|Title||An object-based image analysis approach for determining fractional cover of senescent and green vegetation with digital plot photography|
|Publication Type||Journal Article|
|Year of Publication||2007|
|Authors||Laliberte AS, Rango A., Herrick JE, Fredrickson E.L., Burkett LM|
|Journal||Journal of Arid Environments|
|ARIS Log Number||198416|
|Keywords||object-based image analysis, rangeland monitoring, rangeland vegetation, very high-resolution images|
Research into automatic image processing of digital plot photography has increased in recent years. However, in most studies only overall vegetation cover is estimated. In arid regions of the southwestern US, grass cover is typically a mixture of green and senescent plant material and it is important to be able to quantify both types of vegetation. Our objectives were to develop an image analysis approach for estimating fractional cover of green and senescent vegetation using very high-resolution ground photography, and to compare image- and ground-based estimates. We acquired ground photography for fifty plots using an eight megapixel digital camera. The images were transformed from the RGB (red, green, blue) color space to the IHS (intensity, hue, saturation) color space. We used an object-based image analysis approach to classify the images into soil, shadow, green vegetation, and senescent vegetation. Shadow and soil were effectively masked out by using the intensity and saturation bands, and a nearest neighbor classification was used to separate green and senescent vegetation using intensity, hue and saturation as well as visible bands.

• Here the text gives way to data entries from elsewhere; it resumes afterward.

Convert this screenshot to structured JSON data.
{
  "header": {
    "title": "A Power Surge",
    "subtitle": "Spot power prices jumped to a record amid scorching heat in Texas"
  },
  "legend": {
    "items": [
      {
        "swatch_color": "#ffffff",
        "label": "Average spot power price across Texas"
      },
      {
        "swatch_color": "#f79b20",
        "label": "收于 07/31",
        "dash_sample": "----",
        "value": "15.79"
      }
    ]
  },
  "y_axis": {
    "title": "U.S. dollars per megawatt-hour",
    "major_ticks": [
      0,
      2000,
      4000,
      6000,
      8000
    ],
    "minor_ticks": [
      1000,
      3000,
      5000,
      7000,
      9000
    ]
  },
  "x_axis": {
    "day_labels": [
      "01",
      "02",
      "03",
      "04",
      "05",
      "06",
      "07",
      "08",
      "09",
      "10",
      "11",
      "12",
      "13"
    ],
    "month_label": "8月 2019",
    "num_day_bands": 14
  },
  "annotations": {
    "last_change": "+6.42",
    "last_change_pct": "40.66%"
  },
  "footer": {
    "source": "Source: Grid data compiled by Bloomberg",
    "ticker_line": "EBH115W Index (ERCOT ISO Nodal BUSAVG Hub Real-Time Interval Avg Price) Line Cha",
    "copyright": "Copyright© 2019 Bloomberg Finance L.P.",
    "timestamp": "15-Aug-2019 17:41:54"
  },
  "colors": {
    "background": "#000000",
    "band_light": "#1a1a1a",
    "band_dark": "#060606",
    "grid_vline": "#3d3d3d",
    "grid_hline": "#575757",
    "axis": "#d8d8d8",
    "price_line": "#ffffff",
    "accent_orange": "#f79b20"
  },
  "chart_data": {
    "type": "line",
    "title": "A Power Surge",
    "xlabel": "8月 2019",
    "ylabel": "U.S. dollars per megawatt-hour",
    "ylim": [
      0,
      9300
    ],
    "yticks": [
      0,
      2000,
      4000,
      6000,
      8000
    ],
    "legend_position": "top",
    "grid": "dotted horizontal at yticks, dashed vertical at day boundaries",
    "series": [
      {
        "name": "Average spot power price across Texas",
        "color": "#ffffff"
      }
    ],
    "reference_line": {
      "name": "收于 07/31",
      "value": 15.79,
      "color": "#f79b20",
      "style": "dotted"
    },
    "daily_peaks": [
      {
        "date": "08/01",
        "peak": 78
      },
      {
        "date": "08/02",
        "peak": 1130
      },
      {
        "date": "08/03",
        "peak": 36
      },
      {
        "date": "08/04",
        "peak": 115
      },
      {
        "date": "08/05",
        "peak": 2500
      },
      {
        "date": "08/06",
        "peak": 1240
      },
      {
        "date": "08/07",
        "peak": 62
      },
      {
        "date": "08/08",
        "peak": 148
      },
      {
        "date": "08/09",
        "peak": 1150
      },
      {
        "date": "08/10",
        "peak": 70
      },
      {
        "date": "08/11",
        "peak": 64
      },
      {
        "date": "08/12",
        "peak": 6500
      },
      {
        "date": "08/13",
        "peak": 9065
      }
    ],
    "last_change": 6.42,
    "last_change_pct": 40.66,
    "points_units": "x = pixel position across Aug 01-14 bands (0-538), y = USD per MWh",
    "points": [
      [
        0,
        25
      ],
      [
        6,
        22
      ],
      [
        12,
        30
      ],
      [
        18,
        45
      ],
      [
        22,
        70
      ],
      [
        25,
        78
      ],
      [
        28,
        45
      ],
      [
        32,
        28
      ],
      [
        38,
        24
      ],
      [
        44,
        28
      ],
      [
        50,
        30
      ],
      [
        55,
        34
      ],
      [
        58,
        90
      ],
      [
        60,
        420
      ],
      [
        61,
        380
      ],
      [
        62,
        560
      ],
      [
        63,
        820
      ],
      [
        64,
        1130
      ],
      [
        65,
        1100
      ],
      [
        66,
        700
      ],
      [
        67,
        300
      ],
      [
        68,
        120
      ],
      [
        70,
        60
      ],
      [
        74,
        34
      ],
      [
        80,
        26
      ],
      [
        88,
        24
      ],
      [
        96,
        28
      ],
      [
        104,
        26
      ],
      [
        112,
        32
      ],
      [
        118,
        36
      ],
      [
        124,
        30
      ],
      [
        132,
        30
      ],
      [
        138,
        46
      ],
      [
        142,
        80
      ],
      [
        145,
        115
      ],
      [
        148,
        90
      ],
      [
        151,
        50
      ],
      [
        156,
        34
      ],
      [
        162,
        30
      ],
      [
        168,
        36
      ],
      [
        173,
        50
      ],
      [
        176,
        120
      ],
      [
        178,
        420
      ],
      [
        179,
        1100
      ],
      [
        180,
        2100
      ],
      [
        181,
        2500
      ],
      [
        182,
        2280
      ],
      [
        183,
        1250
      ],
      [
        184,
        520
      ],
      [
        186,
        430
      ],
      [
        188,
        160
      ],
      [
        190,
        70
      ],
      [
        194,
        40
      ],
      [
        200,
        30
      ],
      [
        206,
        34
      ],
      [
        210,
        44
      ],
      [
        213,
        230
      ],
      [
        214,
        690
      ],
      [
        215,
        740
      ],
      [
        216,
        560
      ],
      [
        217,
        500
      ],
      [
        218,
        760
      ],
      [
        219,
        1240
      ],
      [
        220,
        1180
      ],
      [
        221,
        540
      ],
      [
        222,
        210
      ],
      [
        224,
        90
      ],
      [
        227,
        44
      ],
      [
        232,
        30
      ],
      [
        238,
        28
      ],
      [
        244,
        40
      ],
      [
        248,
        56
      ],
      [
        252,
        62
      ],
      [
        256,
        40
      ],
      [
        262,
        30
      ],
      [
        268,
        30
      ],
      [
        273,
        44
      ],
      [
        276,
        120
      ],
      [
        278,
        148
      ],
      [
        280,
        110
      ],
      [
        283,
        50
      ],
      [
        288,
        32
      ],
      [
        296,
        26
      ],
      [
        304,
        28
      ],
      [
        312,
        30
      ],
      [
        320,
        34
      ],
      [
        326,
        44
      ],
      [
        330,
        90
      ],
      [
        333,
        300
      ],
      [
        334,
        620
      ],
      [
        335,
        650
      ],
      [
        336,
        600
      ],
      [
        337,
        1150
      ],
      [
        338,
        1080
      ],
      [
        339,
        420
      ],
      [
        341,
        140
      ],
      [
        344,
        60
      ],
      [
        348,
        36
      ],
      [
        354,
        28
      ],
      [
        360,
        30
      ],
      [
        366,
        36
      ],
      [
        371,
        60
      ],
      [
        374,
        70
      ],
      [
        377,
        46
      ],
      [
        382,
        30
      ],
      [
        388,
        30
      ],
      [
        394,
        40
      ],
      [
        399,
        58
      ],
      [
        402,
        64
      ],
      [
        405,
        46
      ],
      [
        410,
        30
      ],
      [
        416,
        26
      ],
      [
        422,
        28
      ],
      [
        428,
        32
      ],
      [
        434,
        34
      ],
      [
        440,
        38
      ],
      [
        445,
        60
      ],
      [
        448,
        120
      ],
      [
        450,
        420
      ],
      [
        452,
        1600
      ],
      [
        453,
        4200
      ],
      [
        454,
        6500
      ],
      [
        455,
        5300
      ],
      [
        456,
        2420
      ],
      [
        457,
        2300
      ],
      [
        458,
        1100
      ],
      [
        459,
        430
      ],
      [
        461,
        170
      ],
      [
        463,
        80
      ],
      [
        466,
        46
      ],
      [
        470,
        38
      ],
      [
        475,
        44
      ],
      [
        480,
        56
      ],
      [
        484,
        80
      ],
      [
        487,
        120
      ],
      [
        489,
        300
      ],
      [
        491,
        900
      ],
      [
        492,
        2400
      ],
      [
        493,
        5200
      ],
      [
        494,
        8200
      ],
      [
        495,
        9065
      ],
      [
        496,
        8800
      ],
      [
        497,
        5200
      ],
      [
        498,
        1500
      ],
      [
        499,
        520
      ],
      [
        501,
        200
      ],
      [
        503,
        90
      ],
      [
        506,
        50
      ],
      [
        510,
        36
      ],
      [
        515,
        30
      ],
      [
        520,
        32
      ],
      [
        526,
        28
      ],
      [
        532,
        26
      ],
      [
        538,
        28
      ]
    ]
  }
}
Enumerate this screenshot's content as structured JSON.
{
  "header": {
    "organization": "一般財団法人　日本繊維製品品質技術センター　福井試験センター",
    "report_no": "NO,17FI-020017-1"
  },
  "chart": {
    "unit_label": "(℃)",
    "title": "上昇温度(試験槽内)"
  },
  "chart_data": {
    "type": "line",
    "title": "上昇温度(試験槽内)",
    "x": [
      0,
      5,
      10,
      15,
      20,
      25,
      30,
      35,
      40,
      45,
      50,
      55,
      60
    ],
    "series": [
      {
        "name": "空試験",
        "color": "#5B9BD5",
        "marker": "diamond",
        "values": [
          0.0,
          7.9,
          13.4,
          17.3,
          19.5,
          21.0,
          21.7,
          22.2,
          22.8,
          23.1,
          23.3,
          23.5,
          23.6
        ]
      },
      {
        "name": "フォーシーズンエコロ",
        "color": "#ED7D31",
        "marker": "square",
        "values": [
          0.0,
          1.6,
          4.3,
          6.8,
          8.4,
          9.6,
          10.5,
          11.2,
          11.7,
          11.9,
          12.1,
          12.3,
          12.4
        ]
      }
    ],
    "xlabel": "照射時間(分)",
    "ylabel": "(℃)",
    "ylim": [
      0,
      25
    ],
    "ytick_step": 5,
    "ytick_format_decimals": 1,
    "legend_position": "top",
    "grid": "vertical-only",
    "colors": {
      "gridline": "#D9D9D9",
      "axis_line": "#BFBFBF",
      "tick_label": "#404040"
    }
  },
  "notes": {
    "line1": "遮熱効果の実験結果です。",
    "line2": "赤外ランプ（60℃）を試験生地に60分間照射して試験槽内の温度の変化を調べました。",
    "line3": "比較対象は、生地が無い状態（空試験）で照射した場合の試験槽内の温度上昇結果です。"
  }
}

Correlation coefficients between ground- and image-based estimates for green and senescent vegetation were 0.88 and 0.95 respectively. Image analysis underestimated total and senescent vegetation by approximately 5%. The object-based image-processing approach is less labor and time intensive than the ground-based plot method, is a viable alternative to these methods, and has the potential to be incorporated into rangeland monitoring protocols.